L'auto-application convient à la gestion d'un stress modéré, d'une contrariété quotidienne ou d'une émotion inconfortable. En revanche, un trauma cliniquement significatif requiert un praticien formé : réactiver un souvenir traumatique sans contenance thérapeutique peut aggraver les symptômes plutôt que les apaiser.
Quelle est la différence entre une approche somatique et une thérapie cognitivo-comportementale ?
La TCC cible principalement les schémas de pensée et les comportements associés au trauma, via une restructuration verbale. Les approches somatiques agissent directement sur les réponses physiologiques encodées dans le corps et le système nerveux autonome, avec une part de verbalisation réduite. Les deux approches sont complémentaires et parfois combinées.
Les mouvements alternatifs bilatéraux sont-ils la même chose que l'EMDR ?
L'EMDR est la forme la plus connue et la plus étudiée des thérapies par stimulation bilatérale. D'autres protocoles utilisent des tapotements alternés, des sons ou des vibrations gauche-droite. Les mécanismes d'action postulés (retraitement mnésique, saturation de la mémoire de travail) sont partagés, avec des variantes de protocole.

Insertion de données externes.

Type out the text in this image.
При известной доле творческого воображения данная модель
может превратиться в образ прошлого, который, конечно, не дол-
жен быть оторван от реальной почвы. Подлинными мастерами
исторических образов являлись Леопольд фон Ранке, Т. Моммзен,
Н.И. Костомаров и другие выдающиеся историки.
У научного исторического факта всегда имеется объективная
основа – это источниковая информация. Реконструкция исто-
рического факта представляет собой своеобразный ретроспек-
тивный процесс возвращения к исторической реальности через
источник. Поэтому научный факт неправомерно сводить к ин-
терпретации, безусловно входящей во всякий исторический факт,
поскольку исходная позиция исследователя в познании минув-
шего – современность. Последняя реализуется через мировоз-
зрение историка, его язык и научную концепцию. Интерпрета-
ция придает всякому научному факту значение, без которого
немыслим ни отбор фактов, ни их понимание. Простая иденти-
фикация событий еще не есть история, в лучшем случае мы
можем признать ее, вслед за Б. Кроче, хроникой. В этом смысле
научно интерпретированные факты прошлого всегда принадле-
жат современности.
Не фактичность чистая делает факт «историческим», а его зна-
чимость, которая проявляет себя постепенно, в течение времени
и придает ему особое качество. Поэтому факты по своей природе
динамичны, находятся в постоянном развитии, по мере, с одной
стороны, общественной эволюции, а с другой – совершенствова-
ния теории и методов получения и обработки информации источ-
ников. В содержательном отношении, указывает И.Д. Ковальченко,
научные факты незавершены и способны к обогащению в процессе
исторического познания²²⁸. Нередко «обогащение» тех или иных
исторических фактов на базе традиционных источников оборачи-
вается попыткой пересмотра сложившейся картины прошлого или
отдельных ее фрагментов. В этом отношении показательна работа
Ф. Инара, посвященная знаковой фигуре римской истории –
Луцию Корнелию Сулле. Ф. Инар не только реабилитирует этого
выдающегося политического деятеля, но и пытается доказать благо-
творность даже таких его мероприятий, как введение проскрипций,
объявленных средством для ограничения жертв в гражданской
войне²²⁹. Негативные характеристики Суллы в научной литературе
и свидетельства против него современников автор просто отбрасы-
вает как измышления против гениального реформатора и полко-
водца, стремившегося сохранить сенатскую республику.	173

Ces méthodes fonctionnent-elles aussi pour les traumas d'enfance ?
Oui, les deux approches montrent des résultats sur les traumas développementaux, mais le protocole doit être adapté : phase de stabilisation plus longue, travail sur les ressources internes, prudence face à la dissociation. L'accompagnement est renforcé et souvent articulé à une psychothérapie parallèle.
Y a-t-il des effets secondaires à ces thérapies somatiques ?
Une intensification temporaire des émotions ou des souvenirs peut survenir en début de traitement, parfois avec fatigue ou rêves marqués les jours suivants. Ces effets sont généralement transitoires et gérables avec un praticien expérimenté. Les contre-indications (psychose active, dissociation sévère) doivent être évaluées en amont.